È possibile etichettare il cinema compreso tra gli anni Venti e gli anni Quaranta come cinema di regime tout court? È un interrogativo di non facile risposta.
In quegli anni, infatti, troviamo un cinema insospettabilmente vario: accanto a pellicole perfettamente funzionali all’enfatizzazione mediatica di un uomo e della sua volontà di plasmare codici e modelli comportamentali, troviamo i narcotizzanti sogni dei telefoni bianchi e le fughe letterarie del calligrafismo.

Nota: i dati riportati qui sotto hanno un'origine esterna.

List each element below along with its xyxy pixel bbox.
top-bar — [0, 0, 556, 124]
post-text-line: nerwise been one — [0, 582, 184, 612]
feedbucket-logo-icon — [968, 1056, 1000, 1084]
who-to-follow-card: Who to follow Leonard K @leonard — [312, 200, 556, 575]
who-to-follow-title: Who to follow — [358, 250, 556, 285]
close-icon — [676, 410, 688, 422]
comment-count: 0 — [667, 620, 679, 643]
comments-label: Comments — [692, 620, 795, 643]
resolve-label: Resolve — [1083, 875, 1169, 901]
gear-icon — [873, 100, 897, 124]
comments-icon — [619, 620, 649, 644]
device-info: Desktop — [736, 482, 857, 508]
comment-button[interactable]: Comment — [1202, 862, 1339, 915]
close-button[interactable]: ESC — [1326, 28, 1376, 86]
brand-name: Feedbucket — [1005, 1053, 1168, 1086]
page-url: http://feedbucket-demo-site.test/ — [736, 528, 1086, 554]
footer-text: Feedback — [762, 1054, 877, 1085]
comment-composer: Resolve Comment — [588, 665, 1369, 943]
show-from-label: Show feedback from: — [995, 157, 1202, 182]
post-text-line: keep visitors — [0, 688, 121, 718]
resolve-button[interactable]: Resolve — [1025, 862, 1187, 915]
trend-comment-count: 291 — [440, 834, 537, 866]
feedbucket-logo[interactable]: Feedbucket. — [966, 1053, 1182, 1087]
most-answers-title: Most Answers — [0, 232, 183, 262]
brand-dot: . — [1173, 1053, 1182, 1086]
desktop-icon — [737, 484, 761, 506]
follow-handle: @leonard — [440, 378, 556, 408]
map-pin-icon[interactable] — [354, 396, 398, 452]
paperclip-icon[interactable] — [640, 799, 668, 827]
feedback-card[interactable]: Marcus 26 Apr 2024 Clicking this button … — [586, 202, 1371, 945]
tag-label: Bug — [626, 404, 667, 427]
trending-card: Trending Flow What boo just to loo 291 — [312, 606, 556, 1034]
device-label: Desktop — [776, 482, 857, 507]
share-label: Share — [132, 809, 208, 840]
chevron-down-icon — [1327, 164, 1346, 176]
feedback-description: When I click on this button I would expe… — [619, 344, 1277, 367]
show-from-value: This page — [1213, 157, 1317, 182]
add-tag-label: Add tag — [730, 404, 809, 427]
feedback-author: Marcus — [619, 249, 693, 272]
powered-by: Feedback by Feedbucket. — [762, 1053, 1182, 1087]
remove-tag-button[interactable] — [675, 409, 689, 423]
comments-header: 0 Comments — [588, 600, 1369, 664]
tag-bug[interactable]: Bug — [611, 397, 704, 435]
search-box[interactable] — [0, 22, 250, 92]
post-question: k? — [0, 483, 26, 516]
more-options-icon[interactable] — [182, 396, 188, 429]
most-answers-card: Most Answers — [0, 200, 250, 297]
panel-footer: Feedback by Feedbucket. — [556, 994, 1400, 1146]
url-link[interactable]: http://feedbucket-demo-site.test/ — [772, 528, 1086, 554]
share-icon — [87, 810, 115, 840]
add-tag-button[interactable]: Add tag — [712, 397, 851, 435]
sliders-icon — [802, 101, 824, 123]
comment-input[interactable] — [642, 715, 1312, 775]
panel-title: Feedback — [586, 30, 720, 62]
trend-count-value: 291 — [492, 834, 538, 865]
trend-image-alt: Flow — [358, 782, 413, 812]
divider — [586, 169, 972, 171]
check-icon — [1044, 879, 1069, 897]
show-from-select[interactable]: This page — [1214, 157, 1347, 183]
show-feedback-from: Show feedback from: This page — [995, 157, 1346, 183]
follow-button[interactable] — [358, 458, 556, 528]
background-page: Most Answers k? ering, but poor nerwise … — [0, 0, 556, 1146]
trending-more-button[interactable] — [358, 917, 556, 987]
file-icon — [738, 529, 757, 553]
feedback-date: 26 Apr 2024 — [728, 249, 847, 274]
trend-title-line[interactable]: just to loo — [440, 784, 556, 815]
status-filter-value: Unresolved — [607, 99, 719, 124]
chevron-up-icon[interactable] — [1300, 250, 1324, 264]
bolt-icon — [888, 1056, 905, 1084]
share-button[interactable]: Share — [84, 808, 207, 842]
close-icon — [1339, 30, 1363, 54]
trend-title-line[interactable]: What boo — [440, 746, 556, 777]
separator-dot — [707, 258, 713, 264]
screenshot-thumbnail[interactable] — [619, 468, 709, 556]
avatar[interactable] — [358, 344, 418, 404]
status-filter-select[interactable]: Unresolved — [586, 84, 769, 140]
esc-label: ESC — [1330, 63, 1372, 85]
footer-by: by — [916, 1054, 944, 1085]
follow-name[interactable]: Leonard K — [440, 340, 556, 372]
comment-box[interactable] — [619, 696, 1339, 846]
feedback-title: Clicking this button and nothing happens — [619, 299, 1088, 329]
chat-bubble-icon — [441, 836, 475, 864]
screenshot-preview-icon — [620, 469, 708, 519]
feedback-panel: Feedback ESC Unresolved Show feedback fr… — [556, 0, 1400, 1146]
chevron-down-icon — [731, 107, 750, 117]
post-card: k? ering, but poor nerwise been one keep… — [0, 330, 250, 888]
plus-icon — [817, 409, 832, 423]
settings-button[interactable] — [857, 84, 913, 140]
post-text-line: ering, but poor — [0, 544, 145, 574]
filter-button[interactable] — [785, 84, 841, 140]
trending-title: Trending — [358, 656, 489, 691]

Nel grande affresco ideologico che avrebbe dovuto mostrarsi compatto e senza sbavature, si insinuarono inoltre fermenti e sollecitazioni nuove e vivificanti specie nella fase propriamente bellica. La tentazione sempre più forte del vero e il bisogno di soffermare la macchina da presa sull’interiorità e sulle disillusioni dei personaggi spostarono progressivamente gli interessi dei registi su un piano diverso, innestandovi i primi segnali per una rinascita etica, formale, stilistica e ideologica ormai del tutto scollata da un regime in evidente caduta libera.
Se è vero che gli anni del totalitarismo italiano continuano ad esercitare un ambiguo fascino, rivedere e ridiscutere alcune delle più significative pellicole dell’epoca, con lo sguardo ingenuo ma attento dello spettatore accorto, può costituire un’esperienza stimolante e coinvolgente.
Una robusta parte teorica costituisce l’ossatura di un saggio agile e di facile lettura che, indugiando minuziosamente nelle fonti, tratteggia profili di artisti e operatori culturali, restituisce la voce ai protagonisti di quegli anni, seleziona le posizioni critiche più convincenti e propone un gioco “visivo” in cui il lettore, finalmente complice, viene risucchiato.